Dava konusu kararlar ile davacının özel hayata saygı hakkına yapılan müdahale, zorlayıcı bir toplumsal gereksinim olarak ortaya çıkmıştır. Nitekim 15 Temmuz 2016 gecesi yaşanan darbe teşebbüsü nedeniyle “ulusun varlığını tehdit eden genel bir tehlike”nin bulunduğu açıktır (Alparslan Altan/Türkiye, B. No: 12778/17, 16/04/2019, §§ 71-75). Bu tehlike, ulusun ve Devlet teşkilatının varlığı için tehdit teşkil eden, kamu düzenini etkileyen, olağandışı bir kriz niteliğindedir. Bununla birlikte darbe teşebbüsünün faili olan FETÖ’nün, yukarıda belirtildiği üzere atipik ve kendine özgü niteliği göz önüne alındığında, bu tehlikeye karşı alınan ve davacının yargı yetkisini kullanmasına son veren dava konusu tedbirin de yaşanan özellikli durumun ortaya çıkardığı zorunluluktan ve bu durumun faili olan örgütün Devleti ele geçirmeyi amaç edinen niteliğinden kaynaklandığı anlaşılmaktadır. Bu nedenle anılan olağanüstü koşullar altında ve olağan demokratik düzene geri dönebilmek amacıyla söz konusu terör örgütü ile iltisak ve irtibatı bulunan davacının yargı yetkisini kullanmasına son veren tedbirin demokratik bir toplumda gereklilik arz ettiği açıktır.
Türkiye Cumhuriyeti tarafından 23/07/2016 tarihinde Avrupa Konseyi Genel Sekreterliği ve Birleşmiş Milletler Genel Sekreterliğine, Türkiye’de 21/07/2016 tarihinde olağanüstü hâlin yürürlüğe girmesiyle birlikte AİHS’in 15. maddesinde öngörüldüğü şekliyle Sözleşme’den doğan yükümlülükler bağlamında daha az güvence sağlanabileceği kaydıyla derogasyon bildiriminde bulunularak milletlerarası hukuktan doğan yükümlülük yerine getirilmiştir.
AİHS’in 15. maddesi ile uygulama alanı bulan, “ulusun varlığını tehdit eden genel bir tehlikenin varlığı” hâlinde söz konusu tehlikeyi bertaraf etmek için ne yapmak gerektiğini takdir ve tayin etmek ulusun yaşamından sorumlu devlete aittir. İçinde bulunulan durumun kendine mahsus özellikleri nedeniyle bu özellikli durumu değerlendirmek hususunda, söz konusu tehlikeyi bertaraf edecek devletin, uygulayacağı tedbirler bakımından, olağan dönemdekinden çok daha geniş bir takdir marjına sahip olduğunu kabul etmek gerekmektedir (İrlanda/İngiltere [GK] B. No: 5310/71, 18/1/1978, § 207).
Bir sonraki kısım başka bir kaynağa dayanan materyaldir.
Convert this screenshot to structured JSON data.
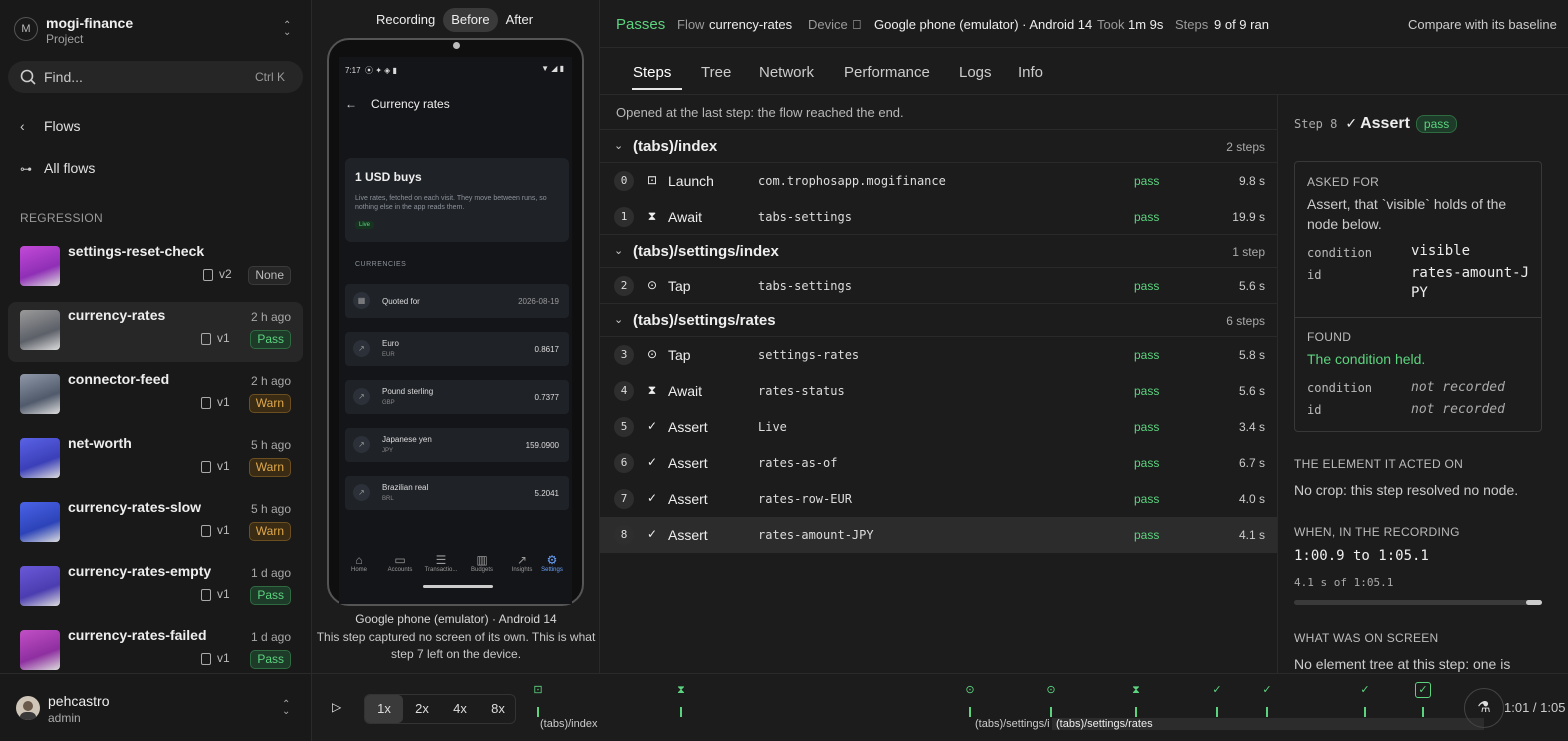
{
  "sidebar": {
    "project": {
      "avatar": "M",
      "name": "mogi-finance",
      "sub": "Project"
    },
    "search": {
      "placeholder": "Find...",
      "shortcut": "Ctrl K"
    },
    "nav": {
      "back": "Flows",
      "all": "All flows"
    },
    "section": "REGRESSION",
    "flows": [
      {
        "name": "settings-reset-check",
        "time": "",
        "ver": "v2",
        "status": "None",
        "kind": "none",
        "thumb": [
          "#c34ad8",
          "#8f2fb6"
        ]
      },
      {
        "name": "currency-rates",
        "time": "2 h ago",
        "ver": "v1",
        "status": "Pass",
        "kind": "pass",
        "thumb": [
          "#9a9a9a",
          "#5c6068"
        ]
      },
      {
        "name": "connector-feed",
        "time": "2 h ago",
        "ver": "v1",
        "status": "Warn",
        "kind": "warn",
        "thumb": [
          "#8f98a8",
          "#505a6b"
        ]
      },
      {
        "name": "net-worth",
        "time": "5 h ago",
        "ver": "v1",
        "status": "Warn",
        "kind": "warn",
        "thumb": [
          "#5a62e6",
          "#3b3fb8"
        ]
      },
      {
        "name": "currency-rates-slow",
        "time": "5 h ago",
        "ver": "v1",
        "status": "Warn",
        "kind": "warn",
        "thumb": [
          "#4a63e8",
          "#2c43b8"
        ]
      },
      {
        "name": "currency-rates-empty",
        "time": "1 d ago",
        "ver": "v1",
        "status": "Pass",
        "kind": "pass",
        "thumb": [
          "#6a59d8",
          "#4b3db0"
        ]
      },
      {
        "name": "currency-rates-failed",
        "time": "1 d ago",
        "ver": "v1",
        "status": "Pass",
        "kind": "pass",
        "thumb": [
          "#c24fc6",
          "#8e2fa0"
        ]
      }
    ],
    "user": {
      "name": "pehcastro",
      "role": "admin"
    }
  },
  "device": {
    "toggle": [
      "Recording",
      "Before",
      "After"
    ],
    "active_toggle": "Before",
    "phone": {
      "time": "7:17",
      "title": "Currency rates",
      "card_title": "1 USD buys",
      "card_desc": "Live rates, fetched on each visit. They move between runs, so nothing else in the app reads them.",
      "live": "Live",
      "currencies_label": "CURRENCIES",
      "quoted_label": "Quoted for",
      "quoted_date": "2026-08-19",
      "rates": [
        {
          "name": "Euro",
          "code": "EUR",
          "value": "0.8617"
        },
        {
          "name": "Pound sterling",
          "code": "GBP",
          "value": "0.7377"
        },
        {
          "name": "Japanese yen",
          "code": "JPY",
          "value": "159.0900"
        },
        {
          "name": "Brazilian real",
          "code": "BRL",
          "value": "5.2041"
        }
      ],
      "nav": [
        "Home",
        "Accounts",
        "Transactio...",
        "Budgets",
        "Insights",
        "Settings"
      ]
    },
    "caption": "Google phone (emulator) · Android 14",
    "note": "This step captured no screen of its own. This is what step 7 left on the device."
  },
  "topbar": {
    "status": "Passes",
    "flow_label": "Flow",
    "flow": "currency-rates",
    "device_label": "Device",
    "device": "Google phone (emulator) · Android 14",
    "took_label": "Took",
    "took": "1m 9s",
    "steps_label": "Steps",
    "steps": "9 of 9 ran",
    "compare": "Compare with its baseline",
    "accent": "#5cd47f"
  },
  "tabs": [
    "Steps",
    "Tree",
    "Network",
    "Performance",
    "Logs",
    "Info"
  ],
  "steps_panel": {
    "opened": "Opened at the last step: the flow reached the end.",
    "groups": [
      {
        "name": "(tabs)/index",
        "count": "2 steps"
      },
      {
        "name": "(tabs)/settings/index",
        "count": "1 step"
      },
      {
        "name": "(tabs)/settings/rates",
        "count": "6 steps"
      }
    ],
    "steps": [
      {
        "n": "0",
        "icon": "launch-icon",
        "action": "Launch",
        "target": "com.trophosapp.mogifinance",
        "status": "pass",
        "dur": "9.8 s"
      },
      {
        "n": "1",
        "icon": "hourglass-icon",
        "action": "Await",
        "target": "tabs-settings",
        "status": "pass",
        "dur": "19.9 s"
      },
      {
        "n": "2",
        "icon": "tap-icon",
        "action": "Tap",
        "target": "tabs-settings",
        "status": "pass",
        "dur": "5.6 s"
      },
      {
        "n": "3",
        "icon": "tap-icon",
        "action": "Tap",
        "target": "settings-rates",
        "status": "pass",
        "dur": "5.8 s"
      },
      {
        "n": "4",
        "icon": "hourglass-icon",
        "action": "Await",
        "target": "rates-status",
        "status": "pass",
        "dur": "5.6 s"
      },
      {
        "n": "5",
        "icon": "check-icon",
        "action": "Assert",
        "target": "Live",
        "status": "pass",
        "dur": "3.4 s"
      },
      {
        "n": "6",
        "icon": "check-icon",
        "action": "Assert",
        "target": "rates-as-of",
        "status": "pass",
        "dur": "6.7 s"
      },
      {
        "n": "7",
        "icon": "check-icon",
        "action": "Assert",
        "target": "rates-row-EUR",
        "status": "pass",
        "dur": "4.0 s"
      },
      {
        "n": "8",
        "icon": "check-icon",
        "action": "Assert",
        "target": "rates-amount-JPY",
        "status": "pass",
        "dur": "4.1 s"
      }
    ]
  },
  "detail": {
    "step": "Step 8",
    "action": "Assert",
    "status": "pass",
    "asked_label": "ASKED FOR",
    "asked": "Assert, that `visible` holds of the node below.",
    "cond_key": "condition",
    "cond_val": "visible",
    "id_key": "id",
    "id_val": "rates-amount-JPY",
    "found_label": "FOUND",
    "found": "The condition held.",
    "found_cond_key": "condition",
    "found_cond": "not recorded",
    "found_id_key": "id",
    "found_id": "not recorded",
    "element_label": "THE ELEMENT IT ACTED ON",
    "element": "No crop: this step resolved no node.",
    "when_label": "WHEN, IN THE RECORDING",
    "range": "1:00.9 to 1:05.1",
    "range_sub": "4.1 s of 1:05.1",
    "screen_label": "WHAT WAS ON SCREEN",
    "screen": "No element tree at this step: one is"
  },
  "timeline": {
    "speeds": [
      "1x",
      "2x",
      "4x",
      "8x"
    ],
    "active_speed": "1x",
    "groups": [
      "(tabs)/index",
      "(tabs)/settings/i",
      "(tabs)/settings/rates"
    ],
    "time": "1:01 / 1:05"
  }
}
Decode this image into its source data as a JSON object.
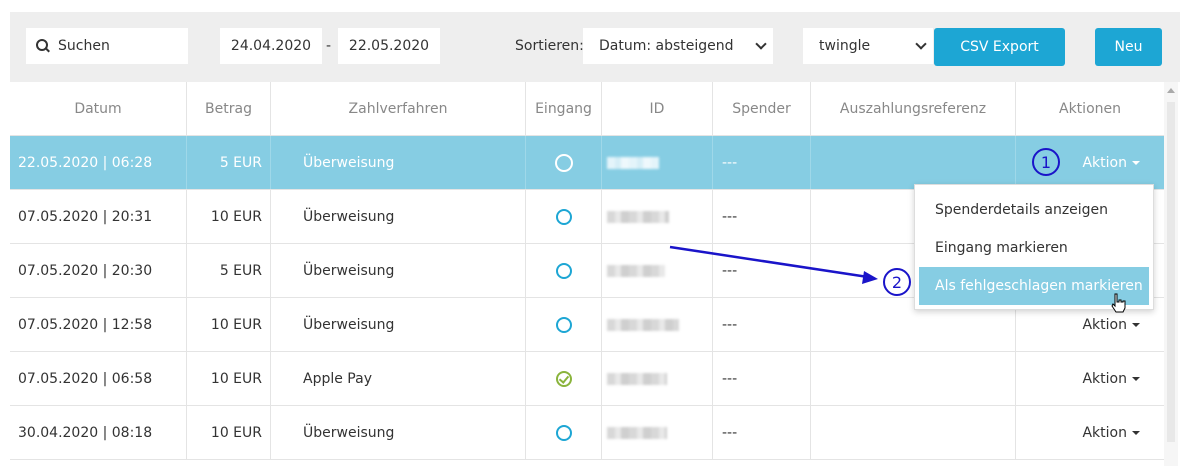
{
  "toolbar": {
    "search_placeholder": "Suchen",
    "date_from": "24.04.2020",
    "date_separator": "-",
    "date_to": "22.05.2020",
    "sort_label": "Sortieren:",
    "sort_value": "Datum: absteigend",
    "source_value": "twingle",
    "csv_label": "CSV Export",
    "new_label": "Neu",
    "accent_color": "#1da6d4"
  },
  "table": {
    "headers": [
      "Datum",
      "Betrag",
      "Zahlverfahren",
      "Eingang",
      "ID",
      "Spender",
      "Auszahlungsreferenz",
      "Aktionen"
    ],
    "rows": [
      {
        "date": "22.05.2020 | 06:28",
        "amount": "5 EUR",
        "method": "Überweisung",
        "status": "open",
        "donor": "---",
        "action": "Aktion"
      },
      {
        "date": "07.05.2020 | 20:31",
        "amount": "10 EUR",
        "method": "Überweisung",
        "status": "open",
        "donor": "---",
        "action": "Aktion"
      },
      {
        "date": "07.05.2020 | 20:30",
        "amount": "5 EUR",
        "method": "Überweisung",
        "status": "open",
        "donor": "---",
        "action": "Aktion"
      },
      {
        "date": "07.05.2020 | 12:58",
        "amount": "10 EUR",
        "method": "Überweisung",
        "status": "open",
        "donor": "---",
        "action": "Aktion"
      },
      {
        "date": "07.05.2020 | 06:58",
        "amount": "10 EUR",
        "method": "Apple Pay",
        "status": "received",
        "donor": "---",
        "action": "Aktion"
      },
      {
        "date": "30.04.2020 | 08:18",
        "amount": "10 EUR",
        "method": "Überweisung",
        "status": "open",
        "donor": "---",
        "action": "Aktion"
      }
    ],
    "selected_row_color": "#86cde3"
  },
  "dropdown_menu": {
    "items": [
      "Spenderdetails anzeigen",
      "Eingang markieren",
      "Als fehlgeschlagen markieren"
    ],
    "active_index": 2
  },
  "annotations": {
    "badge_1": "1",
    "badge_2": "2",
    "annotation_color": "#1a14c9"
  }
}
Dava konusu kararların müdahalede bulunduğu özel hayata saygı hakkının AİHS’in 15. maddesinin ikinci fıkrası ile Anayasa’nın 15. maddesinin ikinci fıkrasında yer verilen ve olağanüstü hâllerde dahi AİHS ve Anayasa’da öngörülen güvencelere aykırı tedbirler alınamayacağı belirtilen haklardan olmadığı açıktır.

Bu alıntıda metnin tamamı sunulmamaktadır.